Literary Context (cont.)
At another point, she comments, “From my own experience in trying to
make stories 'work,' I have discovered that what is needed is an action
that is totally unexpected, yet totally believable, and I have found that, for
me, this is always an action which indicates that grace has been offered.
And frequently it is an action in which the devil has been the unwilling
instrument of grace.”
Loosely defined, Illuminating Grace (the type of grace most frequently
used by O'Connor in her stories) may be described as a gift, freely given by
God, which is designed to enlighten the minds of people and help them
toward eternal life. It may take the form of some natural mental
experience, such as a dream or viewing a beautiful sunset, or of some
experience imposed from outside the individual — for example, from
hearing a sermon or from experiencing an intense joy, a sorrow, or some
other shock.
Literary Context (cont.)
Man, having been given free will, may, according to the Catholic position,
elect not to accept the gift of grace, as opposed to a Calvinist position,
which argues for a concept of Irresistible Grace — that is, man cannot
reject God's grace when it is given to him. Even though O'Connor notes
that she looks for the moment “in which the presence of grace can be felt
as it waits to be accepted or rejected,” one should not assume that she is
attempting to pass judgment on the ultimate fate of her characters. That,
from an orthodox point of view, is not possible for man to do.
Even though O'Connor's vision was essentially religious, she chose to
present it from a primarily comic or grotesque perspective.

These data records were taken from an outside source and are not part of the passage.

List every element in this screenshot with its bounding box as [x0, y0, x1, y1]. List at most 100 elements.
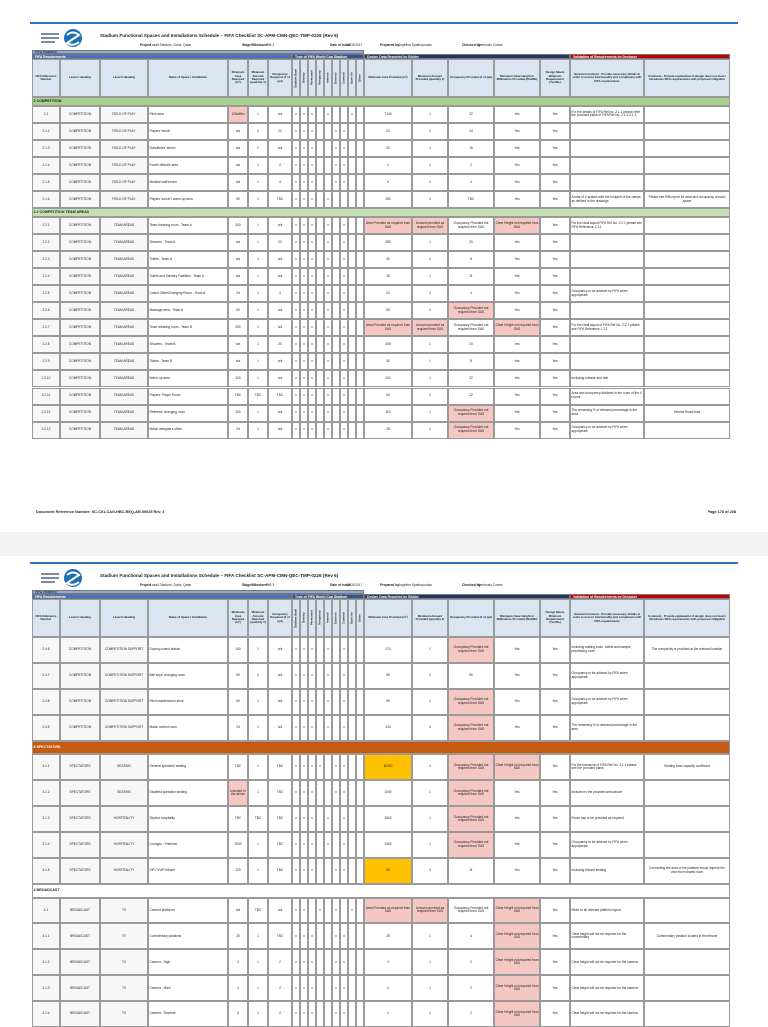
column-header: Minimum Amount Required (quantity #)	[248, 599, 268, 637]
table-cell	[332, 714, 340, 741]
table-cell	[332, 662, 340, 689]
table-cell: x	[292, 421, 300, 439]
table-cell: x	[324, 688, 332, 715]
table-cell: x	[300, 217, 308, 235]
table-cell	[316, 370, 324, 388]
column-header: Occupancy Provided (# of ppl)	[448, 599, 494, 637]
table-cell: 2	[412, 123, 448, 141]
table-cell: x	[332, 1001, 340, 1027]
table-cell: 1	[412, 268, 448, 286]
table-cell: 3.1.3	[32, 806, 60, 833]
table-cell	[356, 285, 364, 303]
table-cell: 3.1.1	[32, 754, 60, 781]
table-cell: Medical staff bench	[148, 174, 228, 192]
table-cell: COMPETITION	[60, 268, 100, 286]
table-cell: Yes	[540, 285, 570, 303]
table-cell: 4	[364, 949, 412, 976]
table-cell: 2	[412, 662, 448, 689]
table-cell: SPECTATORS	[60, 858, 100, 884]
table-cell: x	[340, 251, 348, 269]
table-cell	[356, 949, 364, 976]
table-cell: 1	[412, 251, 448, 269]
table-cell: Yes	[494, 858, 540, 884]
table-cell: n/a	[268, 714, 292, 741]
table-cell: COMPETITION SUPPORT	[100, 662, 148, 689]
table-cell	[316, 140, 324, 158]
table-cell: Warm-up area	[148, 370, 228, 388]
table-cell: n/a	[268, 662, 292, 689]
table-cell: Players' tunnel / warm-up area	[148, 191, 228, 209]
table-cell	[644, 387, 730, 405]
column-header: Overlay	[300, 599, 308, 637]
table-cell: x	[300, 780, 308, 807]
table-cell: 4.1.1	[32, 923, 60, 950]
group-header: Validation of Requirements by Designer	[570, 54, 730, 59]
table-cell: Yes	[494, 637, 540, 663]
table-cell: n/a	[268, 404, 292, 422]
table-cell: 280	[364, 191, 412, 209]
table-cell: Clear height will not be required for th…	[570, 923, 644, 950]
footer-ref: Document Reference Number: SC-C01-CAG-HB…	[36, 510, 165, 514]
table-cell: 1	[248, 688, 268, 715]
column-header: Minimum Area Required (m²)	[228, 599, 248, 637]
table-cell: 24	[228, 714, 248, 741]
table-cell	[348, 234, 356, 252]
table-cell: 4	[364, 157, 412, 175]
table-cell: COMPETITION	[60, 140, 100, 158]
header-field: Checked by	[462, 43, 481, 47]
table-cell: 1	[248, 975, 268, 1002]
table-cell: TBC	[228, 387, 248, 405]
table-cell: Included in the provided area above	[570, 780, 644, 807]
table-cell: TEAM AREAS	[100, 285, 148, 303]
doc-title: Stadium Functional Spaces and Installati…	[100, 573, 339, 578]
table-cell	[570, 157, 644, 175]
table-cell: 255	[364, 336, 412, 354]
table-cell: n/a	[228, 140, 248, 158]
table-cell: 105x68m	[228, 105, 248, 123]
page-gap	[0, 532, 768, 556]
table-cell: x	[292, 353, 300, 371]
table-cell: x	[292, 637, 300, 663]
table-cell: x	[340, 140, 348, 158]
table-cell: x	[340, 688, 348, 715]
table-cell: 1	[248, 105, 268, 123]
table-cell: 2.2.10	[32, 370, 60, 388]
table-cell: 1	[412, 421, 448, 439]
table-cell: Clear Height not required from SAS	[494, 754, 540, 781]
table-cell: Clear Height not required from SAS	[494, 975, 540, 1002]
table-cell: FIELD OF PLAY	[100, 140, 148, 158]
table-cell: Camera - High	[148, 949, 228, 976]
table-cell: Yes	[540, 975, 570, 1002]
table-cell	[644, 140, 730, 158]
column-header: Minimum Area Provided (m²)	[364, 59, 412, 97]
table-cell	[316, 319, 324, 337]
table-cell: 100	[228, 370, 248, 388]
column-header: Comment - Provide explanation if design …	[644, 59, 730, 97]
table-cell: Yes	[540, 191, 570, 209]
group-header: Design Data Reported by Bidder	[364, 594, 570, 599]
header-field: Stage/Milestone	[242, 43, 268, 47]
table-cell: 30	[364, 353, 412, 371]
header-field: Ambrosio Cortez	[478, 583, 503, 587]
table-cell: Yes	[494, 806, 540, 833]
table-cell: x	[324, 353, 332, 371]
table-cell: Yes	[540, 140, 570, 158]
table-cell: Yes	[540, 754, 570, 781]
table-cell: Yes	[494, 832, 540, 859]
table-cell	[356, 234, 364, 252]
table-cell: Yes	[494, 302, 540, 320]
table-cell: x	[292, 105, 300, 123]
table-cell: SEATING	[100, 780, 148, 807]
table-cell	[356, 157, 364, 175]
table-cell: 1	[412, 404, 448, 422]
table-cell: Pitch maintenance store	[148, 688, 228, 715]
top-rule	[30, 562, 738, 564]
table-cell: 2.2.4	[32, 268, 60, 286]
table-cell: 50	[228, 191, 248, 209]
table-cell: COMPETITION	[60, 319, 100, 337]
table-cell: 1	[412, 949, 448, 976]
table-cell: Yes	[540, 897, 570, 924]
table-cell: HOSPITALITY	[100, 806, 148, 833]
table-cell	[340, 897, 348, 924]
table-cell: Occupancy Provided not required from SAS	[448, 688, 494, 715]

This story is divided into four rather distinct sections which help emphasize the relationships between the four central characters. By dividing the story into four loosely distinct sections, O'Connor is able to establish subtle parallels between the characters of Mrs. Freeman and Manley Pointer and between Mrs. Hopewell and her daughter, Joy/Hulga, while at the same time providing details which appear to emphasize the different facets of the four individual characters. For example, O'Connor uses the day of Joy’s/Hulga's "enlightenment" in order to create parallels between Mrs. Freeman and Manley Pointer, while the flashbacks to the events of the previous day establish the parallels which exist between Joy/Hulga and her mother.

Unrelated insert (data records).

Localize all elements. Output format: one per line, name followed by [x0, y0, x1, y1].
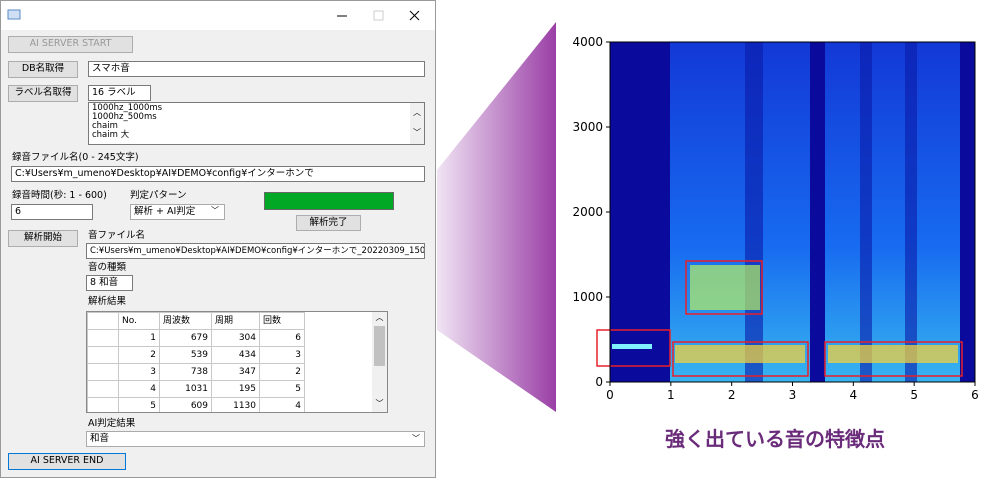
- row-header: [87, 363, 119, 381]
- x-tick-label: 2: [728, 388, 736, 402]
- app-icon: [7, 9, 21, 20]
- cell: 4: [118, 380, 160, 398]
- caption: 強く出ている音の特徴点: [665, 427, 885, 451]
- combobox[interactable]: 和音: [86, 431, 425, 447]
- y-tick-label: 3000: [572, 120, 603, 134]
- row-header: [87, 397, 119, 412]
- label: AI判定結果: [88, 418, 136, 429]
- cell: 6: [259, 329, 305, 347]
- table-row: 1 679 304 6: [87, 329, 305, 347]
- button[interactable]: AI SERVER START: [8, 36, 133, 53]
- header-row: No. 周波数 周期 回数: [87, 312, 305, 330]
- title-icons: [7, 9, 420, 21]
- list-item: chaim 大: [92, 130, 130, 140]
- cell: 3: [259, 346, 305, 364]
- label: 解析結果: [88, 296, 127, 307]
- cell: 195: [211, 380, 260, 398]
- cell: 1: [118, 329, 160, 347]
- status-indicator: [264, 192, 394, 210]
- column-header: No.: [118, 312, 160, 330]
- combobox[interactable]: 解析 + AI判定: [130, 204, 225, 220]
- close[interactable]: [409, 10, 420, 21]
- cell: 3: [118, 363, 160, 381]
- column-header: 周波数: [159, 312, 212, 330]
- cell: 679: [159, 329, 212, 347]
- y-tick-label: 1000: [572, 290, 603, 304]
- cell: 539: [159, 346, 212, 364]
- dropdown-arrow[interactable]: ﹀: [211, 206, 219, 215]
- cell: 347: [211, 363, 260, 381]
- row-header: [87, 312, 119, 330]
- label: 録音ファイル名(0 - 245文字): [12, 152, 139, 163]
- results-table: No. 周波数 周期 回数 1 679 304 6 2 539 434 3 3 738 347 2 4 1031 1…: [87, 312, 305, 412]
- cell: 434: [211, 346, 260, 364]
- label: 録音時間(秒: 1 - 600): [12, 190, 107, 201]
- x-tick-label: 0: [606, 388, 614, 402]
- cell: 2: [118, 346, 160, 364]
- cell: 738: [159, 363, 212, 381]
- table-row: 5 609 1130 4: [87, 397, 305, 412]
- label: 判定パターン: [130, 190, 187, 201]
- y-tick-label: 0: [595, 375, 603, 389]
- textbox[interactable]: C:¥Users¥m_umeno¥Desktop¥AI¥DEMO¥config¥…: [11, 166, 425, 182]
- x-tick-label: 1: [667, 388, 675, 402]
- cell: 1031: [159, 380, 212, 398]
- spectrogram-image: [596, 41, 976, 383]
- button[interactable]: 解析完了: [296, 215, 361, 231]
- cell: 1130: [211, 397, 260, 412]
- label: 音ファイル名: [88, 230, 146, 241]
- column-header: 回数: [259, 312, 305, 330]
- cell: 304: [211, 329, 260, 347]
- y-tick-label: 4000: [572, 35, 603, 49]
- title-bar: [1, 1, 435, 30]
- table-row: 3 738 347 2: [87, 363, 305, 381]
- x-tick-label: 4: [850, 388, 858, 402]
- zoom-wedge: [437, 22, 556, 412]
- button[interactable]: ラベル名取得: [8, 85, 78, 102]
- spectrogram-panel: 0 1000 2000 3000 4000 0 1 2 3 4 5 6 強く出ている音の特徴点: [437, 22, 979, 451]
- row-header: [87, 329, 119, 347]
- button[interactable]: DB名取得: [8, 61, 78, 78]
- cell: 2: [259, 363, 305, 381]
- list-item: 1000hz_1000ms: [92, 103, 163, 113]
- button[interactable]: AI SERVER END: [8, 453, 126, 470]
- table-row: 4 1031 195 5: [87, 380, 305, 398]
- y-tick-label: 2000: [572, 205, 603, 219]
- label: 音の種類: [88, 262, 127, 273]
- listbox[interactable]: 1000hz_1000ms 1000hz_500ms chaim chaim 大: [88, 102, 425, 145]
- textbox: 8 和音: [86, 275, 133, 291]
- data-grid[interactable]: No. 周波数 周期 回数 1 679 304 6 2 539 434 3 3 738 347 2 4 1031 1…: [86, 311, 388, 413]
- cell: 609: [159, 397, 212, 412]
- row-header: [87, 346, 119, 364]
- row-header: [87, 380, 119, 398]
- x-tick-label: 3: [789, 388, 797, 402]
- scrollbar[interactable]: ︿ ﹀: [372, 312, 387, 412]
- table-row: 2 539 434 3: [87, 346, 305, 364]
- x-tick-label: 6: [971, 388, 979, 402]
- label-box: 16 ラベル: [88, 85, 151, 101]
- list-item: chaim: [92, 121, 118, 131]
- cell: 5: [118, 397, 160, 412]
- cell: 4: [259, 397, 305, 412]
- dropdown-arrow[interactable]: ﹀: [412, 434, 420, 443]
- textbox[interactable]: C:¥Users¥m_umeno¥Desktop¥AI¥DEMO¥config¥…: [86, 243, 425, 259]
- list-item: 1000hz_500ms: [92, 112, 157, 122]
- button[interactable]: 解析開始: [8, 230, 78, 247]
- maximize[interactable]: [373, 10, 384, 21]
- textbox[interactable]: スマホ音: [88, 61, 425, 77]
- cell: 5: [259, 380, 305, 398]
- column-header: 周期: [211, 312, 260, 330]
- x-tick-label: 5: [910, 388, 918, 402]
- textbox[interactable]: 6: [11, 204, 93, 220]
- scrollbar[interactable]: ︿ ﹀: [410, 103, 424, 144]
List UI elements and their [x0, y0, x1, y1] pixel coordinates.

Within this larger setting are two others: Mrs. Hopewell’s house, especially the kitchen, where the story begins, and the property beyond the gate of the house, where Manley seduces Joy/Hulga. Mrs. Hopewell and Mrs. Freeman carry on “their most important business in the kitchen at breakfast.” The kitchen, generally thought of as the heart of a home, in this story does not provide such symbolic sustenance because of the insipid talk between the women when they visit there. The fact that Joy/Hulga has “a bad heart” reinforces this emptiness in the Hopewell kitchen. The setting is significant, too, because it is a site of female domesticity, and this is a story about women without men—until, that is, Manley Pointer comes to sell Bibles. His aggressive intrusion into this female space is demonstrated when he falls “forward into her hall” as Mrs. Hopewell allows him into her home. The garden outside the kitchen is also significant, for here the women pull out “evil-smelling onions” when they see Pointer walk off into the distance, as if eradicating his evil in essence from their territory.

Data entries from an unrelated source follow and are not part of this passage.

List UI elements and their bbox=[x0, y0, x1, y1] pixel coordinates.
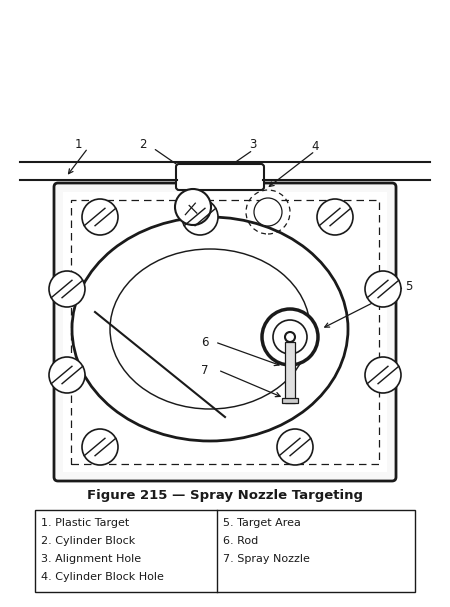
Text: 3: 3 bbox=[249, 138, 256, 151]
Circle shape bbox=[182, 199, 218, 235]
FancyBboxPatch shape bbox=[54, 183, 396, 481]
Circle shape bbox=[175, 189, 211, 225]
Circle shape bbox=[365, 271, 401, 307]
Text: 5. Target Area: 5. Target Area bbox=[223, 518, 302, 528]
Circle shape bbox=[49, 357, 85, 393]
Text: 2. Cylinder Block: 2. Cylinder Block bbox=[41, 536, 135, 546]
Circle shape bbox=[277, 429, 313, 465]
Bar bbox=[285, 342, 295, 403]
Circle shape bbox=[285, 332, 295, 342]
FancyBboxPatch shape bbox=[176, 164, 264, 190]
Text: 6: 6 bbox=[201, 336, 209, 348]
Circle shape bbox=[262, 309, 318, 365]
Circle shape bbox=[273, 320, 307, 354]
Circle shape bbox=[254, 198, 282, 226]
Circle shape bbox=[317, 199, 353, 235]
Text: 5: 5 bbox=[405, 280, 412, 294]
Bar bbox=[63, 192, 387, 472]
Bar bbox=[71, 200, 379, 464]
Circle shape bbox=[82, 199, 118, 235]
Bar bbox=[35, 510, 415, 592]
Circle shape bbox=[82, 429, 118, 465]
Bar bbox=[282, 398, 298, 403]
Text: 4. Cylinder Block Hole: 4. Cylinder Block Hole bbox=[41, 572, 164, 582]
Text: 1: 1 bbox=[74, 138, 82, 151]
Text: 7: 7 bbox=[201, 364, 209, 376]
Text: 1. Plastic Target: 1. Plastic Target bbox=[41, 518, 129, 528]
Text: 2: 2 bbox=[139, 138, 147, 151]
Text: 7. Spray Nozzle: 7. Spray Nozzle bbox=[223, 554, 310, 564]
Circle shape bbox=[365, 357, 401, 393]
Text: 3. Alignment Hole: 3. Alignment Hole bbox=[41, 554, 141, 564]
Text: 6. Rod: 6. Rod bbox=[223, 536, 259, 546]
Circle shape bbox=[49, 271, 85, 307]
Text: 4: 4 bbox=[311, 140, 319, 154]
Text: Figure 215 — Spray Nozzle Targeting: Figure 215 — Spray Nozzle Targeting bbox=[87, 489, 363, 501]
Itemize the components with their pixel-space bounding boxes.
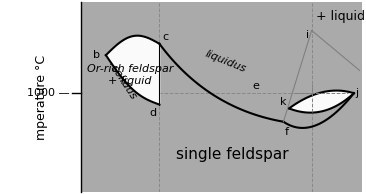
Text: 1000 —: 1000 — [27,88,69,98]
Text: k: k [280,96,286,107]
Text: b: b [93,50,100,60]
Text: i: i [306,30,309,41]
Text: j: j [355,88,358,98]
Text: e: e [253,81,259,91]
Text: Or-rich feldspar
+ liquid: Or-rich feldspar + liquid [87,64,173,86]
Text: single feldspar: single feldspar [176,146,289,162]
Text: d: d [149,108,157,118]
Text: + liquid: + liquid [316,10,365,23]
Text: f: f [285,127,289,137]
Polygon shape [106,36,160,105]
Text: solidus: solidus [109,64,138,102]
Polygon shape [289,91,354,113]
Text: liquidus: liquidus [203,49,247,74]
Text: c: c [162,32,168,42]
Text: mperature °C: mperature °C [34,55,48,139]
FancyBboxPatch shape [0,0,81,194]
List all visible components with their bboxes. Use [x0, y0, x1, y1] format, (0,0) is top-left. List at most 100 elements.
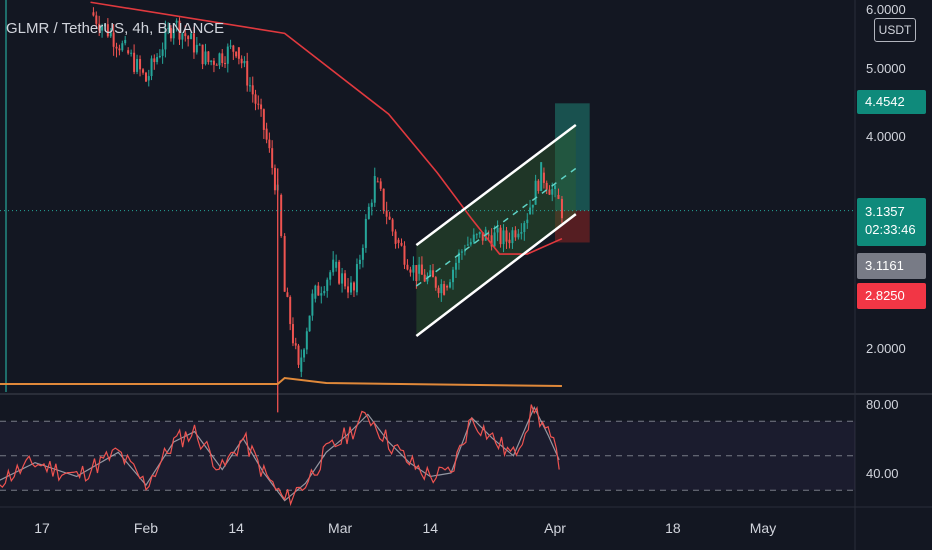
candle	[164, 20, 167, 58]
candle	[243, 56, 246, 68]
time-axis-tick-label: Apr	[544, 520, 566, 536]
candle-body	[158, 55, 161, 58]
candle	[115, 42, 118, 58]
candle-body	[257, 103, 260, 105]
candle-body	[403, 245, 406, 265]
candle-body	[178, 20, 181, 40]
candle	[397, 237, 400, 249]
candle-body	[221, 53, 224, 64]
candle	[226, 43, 229, 73]
candle	[289, 295, 292, 331]
candle	[388, 211, 391, 220]
candle	[415, 265, 418, 289]
candle-body	[493, 232, 496, 247]
rsi-band	[0, 421, 855, 491]
candle-body	[243, 60, 246, 64]
candle	[201, 44, 204, 70]
candle	[347, 278, 350, 299]
candle-body	[118, 48, 121, 51]
candle	[246, 52, 249, 92]
candle-body	[534, 180, 537, 205]
candle-body	[412, 265, 415, 273]
candle	[147, 69, 150, 87]
candle	[481, 232, 484, 245]
time-axis-tick-label: 17	[34, 520, 50, 536]
candle	[403, 241, 406, 269]
candle-body	[224, 63, 227, 65]
candle-body	[531, 204, 534, 208]
candle-body	[271, 148, 274, 168]
candle-body	[466, 244, 469, 246]
candle-body	[240, 58, 243, 64]
candle-body	[161, 49, 164, 56]
candle-body	[210, 60, 213, 62]
candle-body	[434, 277, 437, 288]
candle	[112, 24, 115, 56]
candle	[158, 49, 161, 59]
candle	[344, 270, 347, 290]
candle-body	[469, 242, 472, 245]
candle-body	[283, 236, 286, 292]
currency-selector[interactable]: USDT	[874, 18, 916, 42]
candle	[376, 177, 379, 183]
candle-body	[226, 46, 229, 64]
candle-body	[172, 28, 175, 39]
candle-body	[198, 44, 201, 46]
candle	[271, 140, 274, 175]
candle-body	[429, 270, 432, 276]
candle-body	[212, 60, 215, 65]
candle	[379, 178, 382, 192]
rsi-axis-tick-label: 80.00	[866, 397, 899, 412]
candle-body	[341, 273, 344, 284]
candle	[172, 25, 175, 45]
candle-body	[273, 167, 276, 191]
candle	[207, 51, 210, 65]
candle	[92, 7, 95, 17]
candle-body	[300, 357, 303, 372]
time-axis-tick-label: 14	[422, 520, 438, 536]
candle	[540, 162, 543, 192]
candle	[557, 188, 560, 200]
candle	[466, 236, 469, 247]
candle-body	[246, 60, 249, 86]
candle	[534, 174, 537, 205]
candle-body	[289, 296, 292, 325]
candle	[452, 266, 455, 290]
candle	[150, 55, 153, 81]
candle	[542, 167, 545, 189]
rsi-axis-tick-label: 40.00	[866, 466, 899, 481]
candle-body	[121, 43, 124, 51]
candle	[121, 40, 124, 52]
candle	[240, 55, 243, 69]
candle-body	[432, 270, 435, 278]
candle-body	[460, 251, 463, 253]
candle-body	[109, 32, 112, 37]
candle	[505, 226, 508, 249]
candle-body	[139, 59, 142, 70]
candle	[229, 39, 232, 50]
candle	[460, 249, 463, 260]
candle-body	[106, 24, 109, 37]
candle-body	[237, 47, 240, 59]
candle	[195, 36, 198, 55]
candle	[139, 55, 142, 77]
candle	[364, 214, 367, 253]
candle-body	[127, 50, 130, 54]
candle	[210, 60, 213, 66]
channel-upper-line	[415, 123, 577, 247]
candle-body	[254, 94, 257, 104]
candle	[109, 28, 112, 38]
candle-body	[169, 28, 172, 39]
candle	[178, 17, 181, 46]
candle-body	[329, 272, 332, 280]
candle-body	[446, 285, 449, 288]
candle	[308, 315, 311, 332]
candle	[508, 232, 511, 249]
price-axis-tick-label: 2.0000	[866, 341, 906, 356]
time-axis-tick-label: 14	[228, 520, 244, 536]
candle-body	[367, 206, 370, 219]
candle	[531, 204, 534, 215]
candle	[418, 256, 421, 281]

Outside the safety of the home, Joy/Hulga makes a rendezvous with Pointer. She meets him at the gate; walks across the pasture; climbs a ladder to the loft; and from there watches him walk away after he kisses her, removes her wooden leg, and ultimately takes it with him when he leaves. All of these details of place carry meaning. The gate symbolizes Joy’s/Hulga’s introduction to the outside world, and the ladder that leads to the loft signifies the arrogance of her sense of intellectual superiority, her presumption that she is Manley’s (and everyone’s) better – an attitude that proves to be her demise as the story continues.